Tuesday, March 4, 2008

Read Read Read





Read Books Over Break!!!
Come by the library and check out books to read over break!!!

Saturday, March 1, 2008

New Non-Ficiton of the Week


The Dirt on Clean: An Unsanitized History by Katherine Ashenburg

From Publisher's Weekly:
According to Ashenburg (The Mourner's Dance), the Western notion of cleanliness is a complex cultural creation that is constantly evolving, from Homer's well-washed Odysseus, who bathes before and after each of his colorful journeys, to Shaw's Eliza Doolittle, who screams in terror during her first hot bath. The ancient Romans considered cleanliness a social virtue, and Jews practiced ritual purity laws involving immersion in water. Abandoning Jewish practice, early Christians viewed bathing as a form of hedonism; they embraced saints like Godric, who, to mortify the flesh, walked from England to Jerusalem without washing or changing his clothes. Yet the Crusaders imported communal Turkish baths to medieval Europe. From the 14th to 18th centuries, kings and peasants shunned water because they thought it spread bubonic plague, and Louis XIV cleaned up by donning a fresh linen shirt.

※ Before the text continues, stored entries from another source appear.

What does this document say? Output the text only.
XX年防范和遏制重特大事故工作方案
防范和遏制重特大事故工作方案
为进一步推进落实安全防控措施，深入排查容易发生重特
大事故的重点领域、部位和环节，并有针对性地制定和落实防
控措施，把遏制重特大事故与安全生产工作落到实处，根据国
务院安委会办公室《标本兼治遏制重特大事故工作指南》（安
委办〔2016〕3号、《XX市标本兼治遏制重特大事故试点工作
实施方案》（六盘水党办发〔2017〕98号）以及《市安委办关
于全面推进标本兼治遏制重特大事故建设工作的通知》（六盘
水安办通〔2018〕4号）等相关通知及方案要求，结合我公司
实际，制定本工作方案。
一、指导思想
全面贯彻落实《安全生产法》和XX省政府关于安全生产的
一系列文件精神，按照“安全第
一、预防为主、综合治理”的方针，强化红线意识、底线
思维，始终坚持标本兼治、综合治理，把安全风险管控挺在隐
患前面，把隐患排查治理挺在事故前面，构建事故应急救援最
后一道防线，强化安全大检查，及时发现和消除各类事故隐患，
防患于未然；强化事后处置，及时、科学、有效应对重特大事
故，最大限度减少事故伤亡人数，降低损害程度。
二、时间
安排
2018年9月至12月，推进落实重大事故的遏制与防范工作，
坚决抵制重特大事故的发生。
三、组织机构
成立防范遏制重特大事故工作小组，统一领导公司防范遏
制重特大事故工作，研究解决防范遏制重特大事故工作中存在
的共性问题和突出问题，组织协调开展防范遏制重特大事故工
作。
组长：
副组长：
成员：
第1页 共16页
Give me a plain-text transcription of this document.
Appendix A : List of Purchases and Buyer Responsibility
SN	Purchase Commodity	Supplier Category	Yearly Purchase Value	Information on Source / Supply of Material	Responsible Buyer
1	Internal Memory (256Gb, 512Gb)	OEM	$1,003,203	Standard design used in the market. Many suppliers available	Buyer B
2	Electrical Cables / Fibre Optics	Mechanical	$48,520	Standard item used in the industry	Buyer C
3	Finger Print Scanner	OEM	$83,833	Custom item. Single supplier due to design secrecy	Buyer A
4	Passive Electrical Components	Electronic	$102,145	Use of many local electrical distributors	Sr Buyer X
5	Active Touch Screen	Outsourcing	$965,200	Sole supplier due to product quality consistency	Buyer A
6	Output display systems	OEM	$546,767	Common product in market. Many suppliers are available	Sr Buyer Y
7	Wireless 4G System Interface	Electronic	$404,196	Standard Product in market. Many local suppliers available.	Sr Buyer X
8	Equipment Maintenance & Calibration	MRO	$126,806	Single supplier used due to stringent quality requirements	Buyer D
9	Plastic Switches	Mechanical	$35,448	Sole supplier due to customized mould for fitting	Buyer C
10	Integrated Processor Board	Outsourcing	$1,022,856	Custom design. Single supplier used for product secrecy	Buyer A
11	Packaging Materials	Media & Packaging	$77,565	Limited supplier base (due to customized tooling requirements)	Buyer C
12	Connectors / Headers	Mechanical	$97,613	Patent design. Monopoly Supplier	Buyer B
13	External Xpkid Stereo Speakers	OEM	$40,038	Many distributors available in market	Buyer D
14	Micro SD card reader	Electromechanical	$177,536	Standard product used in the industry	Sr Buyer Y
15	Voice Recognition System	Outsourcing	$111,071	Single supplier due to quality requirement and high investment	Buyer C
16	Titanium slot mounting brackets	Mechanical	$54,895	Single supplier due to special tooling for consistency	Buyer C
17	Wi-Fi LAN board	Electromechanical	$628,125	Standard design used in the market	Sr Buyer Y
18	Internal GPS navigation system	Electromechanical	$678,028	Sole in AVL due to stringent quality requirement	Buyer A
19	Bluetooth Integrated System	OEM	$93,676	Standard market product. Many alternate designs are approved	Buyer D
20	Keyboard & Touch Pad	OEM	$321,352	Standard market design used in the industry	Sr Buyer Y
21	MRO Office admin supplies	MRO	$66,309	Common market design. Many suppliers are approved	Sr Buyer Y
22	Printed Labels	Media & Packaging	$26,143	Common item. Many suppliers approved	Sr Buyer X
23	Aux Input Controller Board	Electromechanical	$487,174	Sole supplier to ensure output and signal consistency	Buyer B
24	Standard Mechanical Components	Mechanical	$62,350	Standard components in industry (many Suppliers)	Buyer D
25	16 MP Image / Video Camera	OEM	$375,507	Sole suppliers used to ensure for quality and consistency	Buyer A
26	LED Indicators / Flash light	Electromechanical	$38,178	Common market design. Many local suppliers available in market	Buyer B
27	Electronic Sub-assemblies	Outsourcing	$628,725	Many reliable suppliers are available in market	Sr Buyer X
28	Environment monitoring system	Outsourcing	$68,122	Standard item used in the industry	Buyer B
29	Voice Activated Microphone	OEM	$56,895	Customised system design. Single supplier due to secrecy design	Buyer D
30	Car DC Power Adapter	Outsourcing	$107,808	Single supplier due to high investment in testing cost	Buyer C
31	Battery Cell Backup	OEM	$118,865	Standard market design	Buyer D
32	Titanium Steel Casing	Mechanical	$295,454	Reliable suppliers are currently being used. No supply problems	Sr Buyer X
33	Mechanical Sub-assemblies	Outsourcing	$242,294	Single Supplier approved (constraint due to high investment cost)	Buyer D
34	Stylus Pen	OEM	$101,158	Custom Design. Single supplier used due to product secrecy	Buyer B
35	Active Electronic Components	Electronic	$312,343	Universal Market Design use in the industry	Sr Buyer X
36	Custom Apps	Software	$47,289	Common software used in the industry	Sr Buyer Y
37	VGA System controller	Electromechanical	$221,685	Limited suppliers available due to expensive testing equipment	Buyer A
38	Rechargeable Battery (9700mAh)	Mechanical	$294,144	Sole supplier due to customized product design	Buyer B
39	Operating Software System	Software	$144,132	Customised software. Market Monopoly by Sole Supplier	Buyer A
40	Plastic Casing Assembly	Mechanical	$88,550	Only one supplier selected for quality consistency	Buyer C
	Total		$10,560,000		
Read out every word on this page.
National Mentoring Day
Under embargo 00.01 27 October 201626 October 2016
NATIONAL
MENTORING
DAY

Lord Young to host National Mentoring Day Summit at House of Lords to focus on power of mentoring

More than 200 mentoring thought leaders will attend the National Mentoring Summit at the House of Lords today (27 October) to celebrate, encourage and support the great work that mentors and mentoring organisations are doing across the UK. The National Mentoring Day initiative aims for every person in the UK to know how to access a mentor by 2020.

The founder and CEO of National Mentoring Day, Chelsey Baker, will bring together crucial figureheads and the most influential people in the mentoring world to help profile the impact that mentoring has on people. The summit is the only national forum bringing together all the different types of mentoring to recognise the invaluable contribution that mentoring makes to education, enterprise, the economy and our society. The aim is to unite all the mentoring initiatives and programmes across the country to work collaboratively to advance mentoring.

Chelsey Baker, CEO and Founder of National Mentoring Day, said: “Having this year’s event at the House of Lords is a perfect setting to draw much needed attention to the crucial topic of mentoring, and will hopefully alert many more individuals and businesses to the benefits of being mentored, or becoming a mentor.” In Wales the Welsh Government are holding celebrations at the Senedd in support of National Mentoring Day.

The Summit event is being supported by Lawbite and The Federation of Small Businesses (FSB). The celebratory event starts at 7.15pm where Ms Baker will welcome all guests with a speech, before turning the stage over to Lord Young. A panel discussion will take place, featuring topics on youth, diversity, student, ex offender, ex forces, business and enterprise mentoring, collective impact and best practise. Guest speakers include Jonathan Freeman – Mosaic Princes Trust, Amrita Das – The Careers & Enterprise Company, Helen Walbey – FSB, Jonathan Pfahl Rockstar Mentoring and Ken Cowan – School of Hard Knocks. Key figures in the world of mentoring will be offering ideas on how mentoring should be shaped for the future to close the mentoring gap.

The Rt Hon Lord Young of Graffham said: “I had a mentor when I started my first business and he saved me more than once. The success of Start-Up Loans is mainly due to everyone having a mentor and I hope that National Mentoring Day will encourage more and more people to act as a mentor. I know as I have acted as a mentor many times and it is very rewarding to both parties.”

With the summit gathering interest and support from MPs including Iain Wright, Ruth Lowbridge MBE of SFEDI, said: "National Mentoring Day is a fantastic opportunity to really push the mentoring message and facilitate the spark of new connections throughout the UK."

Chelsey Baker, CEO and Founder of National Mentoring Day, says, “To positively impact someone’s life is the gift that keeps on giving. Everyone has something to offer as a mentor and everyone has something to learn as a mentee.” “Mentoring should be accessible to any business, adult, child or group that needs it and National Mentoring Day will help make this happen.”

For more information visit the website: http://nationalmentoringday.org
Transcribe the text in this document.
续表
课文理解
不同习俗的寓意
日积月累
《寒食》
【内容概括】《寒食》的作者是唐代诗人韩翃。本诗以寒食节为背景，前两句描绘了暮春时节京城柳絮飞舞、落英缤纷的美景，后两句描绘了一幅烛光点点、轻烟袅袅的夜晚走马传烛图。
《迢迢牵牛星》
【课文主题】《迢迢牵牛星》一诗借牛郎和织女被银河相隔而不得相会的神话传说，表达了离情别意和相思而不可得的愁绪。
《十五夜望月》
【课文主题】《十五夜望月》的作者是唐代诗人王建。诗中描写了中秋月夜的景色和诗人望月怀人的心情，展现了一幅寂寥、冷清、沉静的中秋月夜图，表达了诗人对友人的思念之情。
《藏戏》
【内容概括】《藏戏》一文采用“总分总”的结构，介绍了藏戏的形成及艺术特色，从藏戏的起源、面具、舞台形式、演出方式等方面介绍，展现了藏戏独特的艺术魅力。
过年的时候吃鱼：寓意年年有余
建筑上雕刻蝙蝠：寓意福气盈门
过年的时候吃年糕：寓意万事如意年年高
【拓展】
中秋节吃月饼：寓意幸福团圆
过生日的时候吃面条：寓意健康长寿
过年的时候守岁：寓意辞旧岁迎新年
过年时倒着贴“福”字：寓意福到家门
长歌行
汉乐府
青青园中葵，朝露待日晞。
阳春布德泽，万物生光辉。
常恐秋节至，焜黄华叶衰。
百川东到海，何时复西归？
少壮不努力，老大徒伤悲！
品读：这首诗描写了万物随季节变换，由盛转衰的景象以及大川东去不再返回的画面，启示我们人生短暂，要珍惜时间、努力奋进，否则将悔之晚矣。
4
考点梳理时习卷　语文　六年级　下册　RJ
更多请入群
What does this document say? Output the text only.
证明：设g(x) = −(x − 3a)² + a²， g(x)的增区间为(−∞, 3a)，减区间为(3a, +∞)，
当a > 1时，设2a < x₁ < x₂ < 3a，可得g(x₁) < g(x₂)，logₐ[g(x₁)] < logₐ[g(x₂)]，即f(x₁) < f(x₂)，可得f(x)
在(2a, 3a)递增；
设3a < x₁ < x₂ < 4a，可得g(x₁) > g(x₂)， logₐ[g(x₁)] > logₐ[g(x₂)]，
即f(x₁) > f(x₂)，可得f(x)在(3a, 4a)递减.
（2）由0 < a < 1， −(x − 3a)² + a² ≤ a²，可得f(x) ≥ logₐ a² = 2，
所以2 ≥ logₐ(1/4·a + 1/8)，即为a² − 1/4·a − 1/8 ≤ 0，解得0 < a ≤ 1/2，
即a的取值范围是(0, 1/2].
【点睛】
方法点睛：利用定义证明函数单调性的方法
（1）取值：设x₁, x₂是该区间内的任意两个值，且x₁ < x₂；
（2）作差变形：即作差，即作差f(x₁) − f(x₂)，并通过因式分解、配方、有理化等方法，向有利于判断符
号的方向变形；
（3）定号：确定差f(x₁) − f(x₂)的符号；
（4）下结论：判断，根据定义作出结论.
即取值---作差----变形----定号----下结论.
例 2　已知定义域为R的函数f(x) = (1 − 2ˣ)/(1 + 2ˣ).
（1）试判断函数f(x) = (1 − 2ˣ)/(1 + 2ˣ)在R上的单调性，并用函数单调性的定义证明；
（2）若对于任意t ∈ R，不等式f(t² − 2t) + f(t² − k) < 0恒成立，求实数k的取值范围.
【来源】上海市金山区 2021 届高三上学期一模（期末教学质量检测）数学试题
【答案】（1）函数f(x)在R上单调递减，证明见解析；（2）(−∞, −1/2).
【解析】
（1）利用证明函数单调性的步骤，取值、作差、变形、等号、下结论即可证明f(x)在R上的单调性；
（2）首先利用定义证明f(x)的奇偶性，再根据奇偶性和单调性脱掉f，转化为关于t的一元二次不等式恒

Americans, writes Ashenburg, were as filthy as their European cousins before the Civil War, but the Union's success in controlling disease through hygiene convinced its citizens that cleanliness was progressive and patriotic. Brimming with lively anecdotes, this well-researched, smartly paced and endearing history of Western cleanliness holds a welcome mirror up to our intimate selves, revealing deep-seated desires and fears spanning 2000-plus years.